Friday, March 18, 2011
Be Stronger.
It's FRIDAY!! No. This is not about Rebecca Black. Another long day today. Interview for executive board position. Interview in Katipunan.
I thought I would never say this but I'm maturing. BIG TIME. This year, I got to stop and think, who am I? That 3 word question is so hard to answer. This days I'm just really trying to figure things out. Or get more confused and frustrated than ever. I'm the type of person who's always thinking a lot. But this time, my thinking has depth. It's on a search for answer. I remember, I'm in the car with my dad. He was asking this question about how will he die. That what's the purpose of life here on earth and why do we have to die? It was something like that. Instead of trying to give an answer or even having that question sink in my mind, I laughed. Because I realized, I'm just in the stage where I am just trying to figure who I am. Because I don't. Another moment of realization was last night when I read the write up in my yearbook.

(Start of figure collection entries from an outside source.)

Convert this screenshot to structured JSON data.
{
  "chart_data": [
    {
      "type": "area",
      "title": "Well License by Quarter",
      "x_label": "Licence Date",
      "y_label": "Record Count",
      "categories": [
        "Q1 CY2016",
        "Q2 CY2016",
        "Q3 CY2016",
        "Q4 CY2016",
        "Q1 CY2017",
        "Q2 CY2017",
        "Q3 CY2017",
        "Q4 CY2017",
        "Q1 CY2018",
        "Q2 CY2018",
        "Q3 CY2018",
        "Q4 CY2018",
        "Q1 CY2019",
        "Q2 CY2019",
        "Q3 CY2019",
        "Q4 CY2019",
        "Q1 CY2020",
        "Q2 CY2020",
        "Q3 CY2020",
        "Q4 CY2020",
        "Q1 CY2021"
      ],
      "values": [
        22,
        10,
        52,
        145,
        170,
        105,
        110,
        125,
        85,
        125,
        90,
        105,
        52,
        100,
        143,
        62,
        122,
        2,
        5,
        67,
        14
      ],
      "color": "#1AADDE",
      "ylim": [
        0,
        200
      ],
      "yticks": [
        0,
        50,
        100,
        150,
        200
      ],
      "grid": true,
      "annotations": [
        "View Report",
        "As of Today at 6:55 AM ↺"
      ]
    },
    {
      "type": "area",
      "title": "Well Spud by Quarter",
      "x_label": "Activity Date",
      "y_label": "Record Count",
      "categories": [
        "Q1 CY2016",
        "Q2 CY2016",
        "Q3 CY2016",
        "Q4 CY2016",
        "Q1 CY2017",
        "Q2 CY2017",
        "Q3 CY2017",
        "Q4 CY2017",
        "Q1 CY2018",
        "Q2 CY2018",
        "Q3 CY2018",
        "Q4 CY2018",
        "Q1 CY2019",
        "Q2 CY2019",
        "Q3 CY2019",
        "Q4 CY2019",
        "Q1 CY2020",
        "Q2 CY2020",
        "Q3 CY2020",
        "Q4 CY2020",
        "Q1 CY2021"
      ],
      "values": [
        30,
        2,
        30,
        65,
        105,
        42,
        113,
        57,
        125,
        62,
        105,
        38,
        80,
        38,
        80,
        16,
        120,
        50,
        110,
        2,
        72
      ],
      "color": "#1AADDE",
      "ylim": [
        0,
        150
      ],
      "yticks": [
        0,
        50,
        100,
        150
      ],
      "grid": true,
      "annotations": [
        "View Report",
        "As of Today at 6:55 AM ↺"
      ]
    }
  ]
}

I saw how young and shallow I was. I looked back and asked myself, that's all? I was expecting more from it. But I guess what people saw was what I like or what I was obsessing at the moment. I found it sad because the wasn't something there about my personality. It was more of what I do and not exactly who I am. Also, some of it are not relevant anymore. Like I no longer want to be remembered that way. 2 years have passed by. Change happened. I grew up. I grew up. It makes me want to go to Neverland and be with Peter Pan. But this is a good thing. A great thing actually. It was just recently that I told myself that "This year is not about achievements but self-fulfillment." Feeding my mind. My soul. My Heart. I need to warm up and give love. I've been receiving love from friends and it's time for me to give it back.
Well, I'm currently a confused person. As you can see from above, so is it.